De Baudelaire à De Quincey, de Michaux à Burroughs ou encore Huxley, les liens qui unissent les écrivains et les drogues sont forts et intimes. Ce recueil de quinze nouvelles, présenté par un jeune écrivain écossais, Toni Davidson, et signées par les plus créatifs des auteurs des années 90, explore ces liens entre paranoïa et hédonisme chez ceux que l’on a qualifiés de « chemical generation ». Qu’ils soient d’anciens drogués, encore dépendants ou consommateurs heureux, qu’ils entretiennent avec ces substances une relation purement expérimentale, tous ces auteurs, sans se limiter à un genre particulier, font preuve d’un éclectisme étonnant, dû en fait à la diversité des relations qui unissent drogues et littérature. En France, on connaît déjà Irvine Welsh ou John King. Intoxication, anthologie née dans et de la contre-culture anglo-saxonne éclaire le lecteur sur cette vague de jeunes écrivains déjà reconnus dans leur pays. Les personnages de leurs nouvelles, assujettis ou non, sont confrontés à différents états sous l’emprise de divers stupéfiants… Certaines nouvelles se lisent au rythme d’un clip des Chemical Brothers, d’autres ont la voix suave de Lou Reed quand il chante Just a perfect day. Cette anthologie est un hommage, plus qu’à la drogue, à cet état supérieur de la conscience, si favorable à la création et au voyage à l’intérieur de soi que peuvent provoquer les stupéfiants.

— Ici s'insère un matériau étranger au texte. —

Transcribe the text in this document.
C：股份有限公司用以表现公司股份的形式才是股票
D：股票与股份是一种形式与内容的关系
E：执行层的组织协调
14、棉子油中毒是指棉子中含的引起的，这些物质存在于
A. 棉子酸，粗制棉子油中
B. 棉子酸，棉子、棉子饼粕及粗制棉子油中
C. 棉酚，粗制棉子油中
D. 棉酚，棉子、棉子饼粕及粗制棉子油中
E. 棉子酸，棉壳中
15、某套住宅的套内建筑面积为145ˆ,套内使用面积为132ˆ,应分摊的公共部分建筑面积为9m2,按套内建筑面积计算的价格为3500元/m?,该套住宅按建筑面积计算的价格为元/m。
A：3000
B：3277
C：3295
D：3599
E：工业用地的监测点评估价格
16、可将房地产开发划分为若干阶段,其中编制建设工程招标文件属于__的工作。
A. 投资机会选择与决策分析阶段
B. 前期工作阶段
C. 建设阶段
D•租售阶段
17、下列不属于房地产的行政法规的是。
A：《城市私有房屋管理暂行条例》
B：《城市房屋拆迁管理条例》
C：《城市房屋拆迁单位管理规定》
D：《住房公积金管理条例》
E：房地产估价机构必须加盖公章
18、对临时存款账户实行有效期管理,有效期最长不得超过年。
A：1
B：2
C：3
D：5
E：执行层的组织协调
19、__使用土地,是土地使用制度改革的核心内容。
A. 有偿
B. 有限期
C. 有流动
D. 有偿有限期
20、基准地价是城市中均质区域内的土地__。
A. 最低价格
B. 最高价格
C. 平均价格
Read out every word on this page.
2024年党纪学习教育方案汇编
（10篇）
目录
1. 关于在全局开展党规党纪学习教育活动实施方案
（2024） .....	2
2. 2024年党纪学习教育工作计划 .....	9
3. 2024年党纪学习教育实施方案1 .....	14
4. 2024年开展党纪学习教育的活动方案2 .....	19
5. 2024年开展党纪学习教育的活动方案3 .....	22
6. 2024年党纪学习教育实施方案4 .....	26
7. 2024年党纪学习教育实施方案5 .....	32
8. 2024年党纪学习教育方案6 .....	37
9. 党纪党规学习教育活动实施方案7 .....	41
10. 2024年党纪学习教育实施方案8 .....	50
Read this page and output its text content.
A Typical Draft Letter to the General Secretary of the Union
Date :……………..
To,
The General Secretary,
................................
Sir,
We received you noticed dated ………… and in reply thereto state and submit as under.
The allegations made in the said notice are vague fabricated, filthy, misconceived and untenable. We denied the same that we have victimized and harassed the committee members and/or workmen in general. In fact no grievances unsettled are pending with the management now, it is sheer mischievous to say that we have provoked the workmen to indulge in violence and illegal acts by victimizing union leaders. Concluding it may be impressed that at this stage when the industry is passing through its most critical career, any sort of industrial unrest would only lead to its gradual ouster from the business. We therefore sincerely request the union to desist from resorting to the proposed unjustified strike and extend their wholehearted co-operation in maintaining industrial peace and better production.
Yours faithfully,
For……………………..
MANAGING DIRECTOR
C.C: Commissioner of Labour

Cicatrices (Scar Culture, 1999), roman, traduit de l’anglais par Daniel Lemoine. [Vauvert], Éditions Au diable vauvert, 2002, 328 pages, 14.50 €
* Réédition : [Paris], Éditions Gallimard, « Folio » n°4072, 2004, 386 pages, 7.90 €

Dans la veine de Vol au-dessus d’un nid de coucous, Cicatrices, premier roman de Toni Davidson, est une exploration des ravages engendrés par les dysfonctionnements familiaux, l’inceste et la maltraitance des enfants, l’institution psychiatrique et le difficile travail de reconstruction de la mémoire. Des deux côtés de l’Atlantique, deux psychiatres décident d’expérimenter de nouvelles méthodes contestées sur trois cas d’enfants maltraités pour qui les thérapies traditionnelles se sont révélées jusqu’alors inefficaces. Prêts à passer outre les dangers encourus par leurs jeunes cobayes et les risques pour leur propre réputation, ils se lancent dans des expériences sur l’hallucination et la régression qui pourraient fort bien dégénérer. Le résultat, c’est un roman coup de poing, saisissant, parfois choquant, profondément humain, érotique, mais captivant du début à la fin.
En partie satirique, écrit avec une sensibilité cinématographique évidente, Cicatrices repousse les limites de la simple fiction narrative. Entraîné du point de vue d’un personnage à l’autre, le lecteur est conduit dans des scènes de déviations sexuelles qui se déforment et se troublent, comme filmées par une caméra Super-8 ravagée.